Chicago’s brawny tabloid has entered into a merger agreement with the nonprofit organization behind the public radio show “This American Life.”
The Chicago Sun-Times, once home to the film critic Roger Ebert and the columnist Mike Royko, and Chicago Public Media, the owner of the city’s National Public Radio affiliate WBEZ, announced on Wednesday that they had signed a nonbinding letter of intent that would allow the organization to acquire the paper. If the deal goes through, the publication that bills itself as Chicago’s oldest continuously published newspaper would become part of the nonprofit group.
“This would allow us to invest in our people, improve the news products we create, and strengthen our digital future,” Nykia Wright, the Sun-Times chief executive, said in a statement.
The potential deal stands in contrast with the one reached by The Sun-Times’s age-old rival, The Chicago Tribune, whose parent company, Tribune Publishing, was sold this year to the New York hedge fund Alden Global Capital.
The Sun-Times came about with the 1948 merger of The Chicago Sun and The Chicago Daily Times. The tabloid was owned by the extended family of the Chicago department store magnate Marshall Field before it was sold to Rupert Murdoch for $90 million in 1983. Three years later, Mr. Murdoch flipped it to a group of investors for $145 million.
After a series of further ownership changes, and an attempt by Tribune Publishing to buy the paper, a group of local unions and businessmen, including Michael Sacks, an investor, and Rocky Wirtz, the owner of the Chicago Blackhawks hockey team, took ownership of The Sun-Times in 2019.
WBEZ, the noncommercial radio station, might be best known for “This American Life,” the narrative audio show hosted by Ira Glass that has had an outsize influence on podcasting. (Last year, The New York Times announced a partnership with “This American Life,” which is no longer owned by WBEZ.)
Matt Moog, the interim chief executive of Chicago Public Media, said a merger “has the potential to be both a light and a hope for Chicago news.”
Alden Global Capital’s purchase of Tribune Publishing, which owns The Baltimore Sun, The Daily News and several other metropolitan dailies in addition to The Tribune, gained shareholder approval in May. The sale was resisted by many journalists who cited the hedge fund’s penchant for cutting costs at the papers it already owned through a subsidiary, MediaNews Group.
The Sun-Times’s potential move to local nonprofit ownership would mirror the corporate structure of The Philadelphia Inquirer, which in 2016 was donated by its owner, H.F. Lenfest, a cable magnate, to the Lenfest Institute for Journalism, a nonprofit organization he had established.
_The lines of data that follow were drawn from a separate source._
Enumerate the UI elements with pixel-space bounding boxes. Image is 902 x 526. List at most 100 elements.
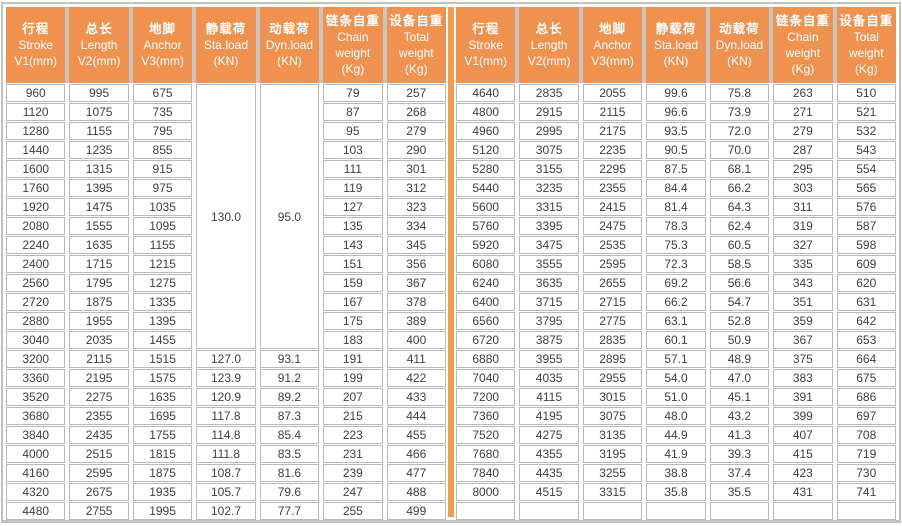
data-cell: 239 <box>323 464 383 482</box>
data-cell: 2515 <box>69 445 129 463</box>
data-cell: 57.1 <box>646 350 706 368</box>
data-cell: 433 <box>386 388 446 406</box>
data-cell: 120.9 <box>196 388 256 406</box>
data-cell: 159 <box>323 274 383 292</box>
data-cell: 1635 <box>69 236 129 254</box>
data-cell: 3715 <box>519 293 579 311</box>
data-cell: 1155 <box>132 236 193 254</box>
data-cell: 1920 <box>6 198 66 216</box>
data-cell <box>836 502 896 520</box>
data-cell: 70.0 <box>709 141 770 159</box>
data-cell: 1395 <box>69 179 129 197</box>
data-cell: 327 <box>773 236 833 254</box>
data-cell: 4435 <box>519 464 579 482</box>
data-cell: 167 <box>323 293 383 311</box>
data-cell: 78.3 <box>646 217 706 235</box>
data-cell: 247 <box>323 483 383 501</box>
data-cell: 56.6 <box>709 274 770 292</box>
data-cell: 191 <box>323 350 383 368</box>
data-cell: 2355 <box>69 407 129 425</box>
data-cell: 2475 <box>582 217 643 235</box>
header-cell: 链条自重 Chain weight (Kg) <box>773 7 833 83</box>
data-cell: 423 <box>773 464 833 482</box>
data-cell: 686 <box>836 388 896 406</box>
data-cell <box>582 502 643 520</box>
data-cell: 795 <box>132 122 193 140</box>
data-cell: 697 <box>836 407 896 425</box>
data-cell: 301 <box>386 160 446 178</box>
data-cell: 8000 <box>456 483 516 501</box>
data-cell: 343 <box>773 274 833 292</box>
data-cell: 4160 <box>6 464 66 482</box>
data-cell: 855 <box>132 141 193 159</box>
data-cell: 2675 <box>69 483 129 501</box>
header-cell: 总长 Length V2(mm) <box>69 7 129 83</box>
data-cell: 2775 <box>582 312 643 330</box>
data-cell: 2415 <box>582 198 643 216</box>
data-cell: 431 <box>773 483 833 501</box>
data-cell: 127.0 <box>196 350 256 368</box>
data-cell: 268 <box>386 103 446 121</box>
data-cell: 2755 <box>69 502 129 520</box>
data-cell: 75.8 <box>709 84 770 102</box>
data-cell: 108.7 <box>196 464 256 482</box>
data-cell: 54.0 <box>646 369 706 387</box>
data-cell: 4515 <box>519 483 579 501</box>
data-cell: 263 <box>773 84 833 102</box>
data-cell: 719 <box>836 445 896 463</box>
data-cell: 3155 <box>519 160 579 178</box>
data-cell: 1455 <box>132 331 193 349</box>
data-cell: 455 <box>386 426 446 444</box>
data-cell: 1275 <box>132 274 193 292</box>
data-cell: 3635 <box>519 274 579 292</box>
header-cell: 动载荷 Dyn.load (KN) <box>709 7 770 83</box>
data-cell: 41.9 <box>646 445 706 463</box>
data-cell: 93.5 <box>646 122 706 140</box>
data-cell: 48.0 <box>646 407 706 425</box>
data-cell: 93.1 <box>259 350 320 368</box>
data-cell: 334 <box>386 217 446 235</box>
data-cell: 1515 <box>132 350 193 368</box>
data-cell: 5920 <box>456 236 516 254</box>
data-cell: 5600 <box>456 198 516 216</box>
data-cell: 1035 <box>132 198 193 216</box>
data-cell: 6240 <box>456 274 516 292</box>
data-cell: 4960 <box>456 122 516 140</box>
data-cell: 620 <box>836 274 896 292</box>
data-cell: 367 <box>773 331 833 349</box>
data-cell: 2275 <box>69 388 129 406</box>
data-cell: 2655 <box>582 274 643 292</box>
data-cell: 119 <box>323 179 383 197</box>
data-cell: 72.0 <box>709 122 770 140</box>
data-cell: 411 <box>386 350 446 368</box>
data-cell: 2115 <box>69 350 129 368</box>
data-cell: 642 <box>836 312 896 330</box>
data-cell: 311 <box>773 198 833 216</box>
data-cell: 2235 <box>582 141 643 159</box>
data-cell: 1760 <box>6 179 66 197</box>
data-cell: 39.3 <box>709 445 770 463</box>
data-cell: 312 <box>386 179 446 197</box>
data-cell: 4355 <box>519 445 579 463</box>
data-cell: 653 <box>836 331 896 349</box>
data-cell: 81.6 <box>259 464 320 482</box>
data-cell: 6560 <box>456 312 516 330</box>
data-cell: 3840 <box>6 426 66 444</box>
data-cell: 466 <box>386 445 446 463</box>
data-cell: 60.1 <box>646 331 706 349</box>
data-cell: 2055 <box>582 84 643 102</box>
data-cell: 48.9 <box>709 350 770 368</box>
data-cell: 598 <box>836 236 896 254</box>
data-cell: 1875 <box>69 293 129 311</box>
data-cell: 675 <box>836 369 896 387</box>
data-cell: 127 <box>323 198 383 216</box>
data-cell: 95 <box>323 122 383 140</box>
data-cell: 422 <box>386 369 446 387</box>
data-cell: 4000 <box>6 445 66 463</box>
data-cell: 1095 <box>132 217 193 235</box>
data-cell: 543 <box>836 141 896 159</box>
data-cell: 2835 <box>519 84 579 102</box>
data-cell: 44.9 <box>646 426 706 444</box>
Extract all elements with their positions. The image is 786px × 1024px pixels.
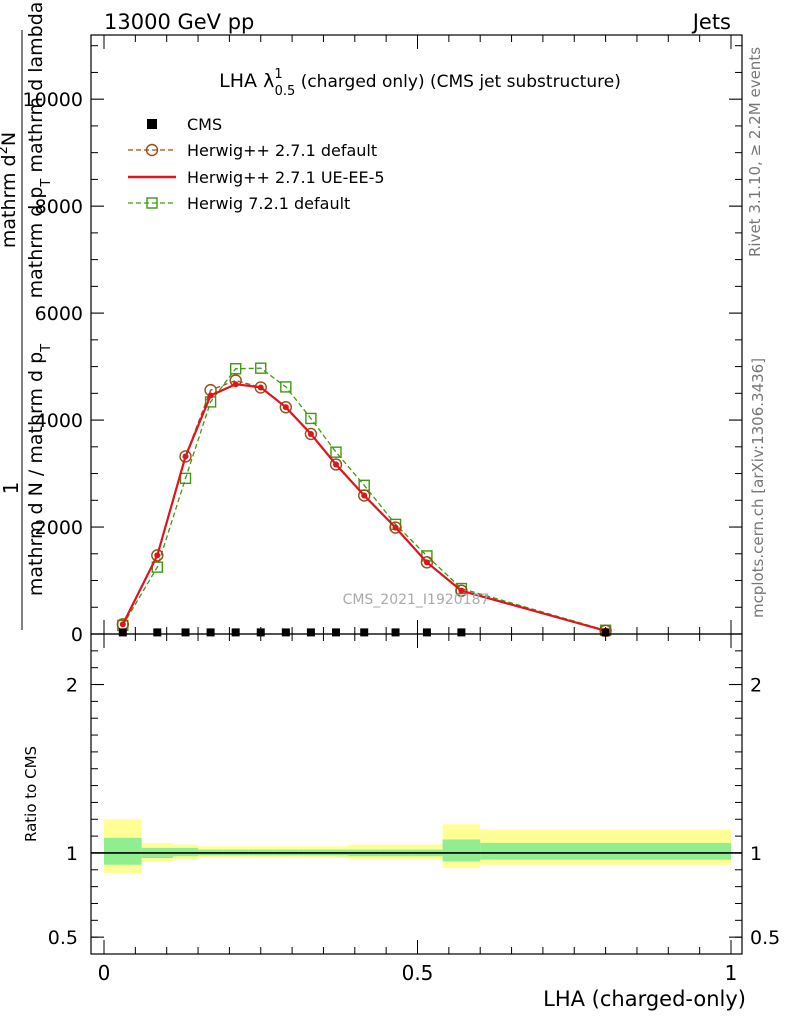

Jim Friedlich, the chief executive of the Lenfest Institute, said in an email that he had advised Chicago Public Media on its potential acquisition of The Sun-Times.
“The city’s news capacity has been gutted over the years by out-of-town hedge fund owners, the secular decline of print, and a failure to invest in the digital transformation of local news products,” Mr. Friedlich said. “Today’s announcement is wonderful news and a model for other public media and local newspapers to emulate.”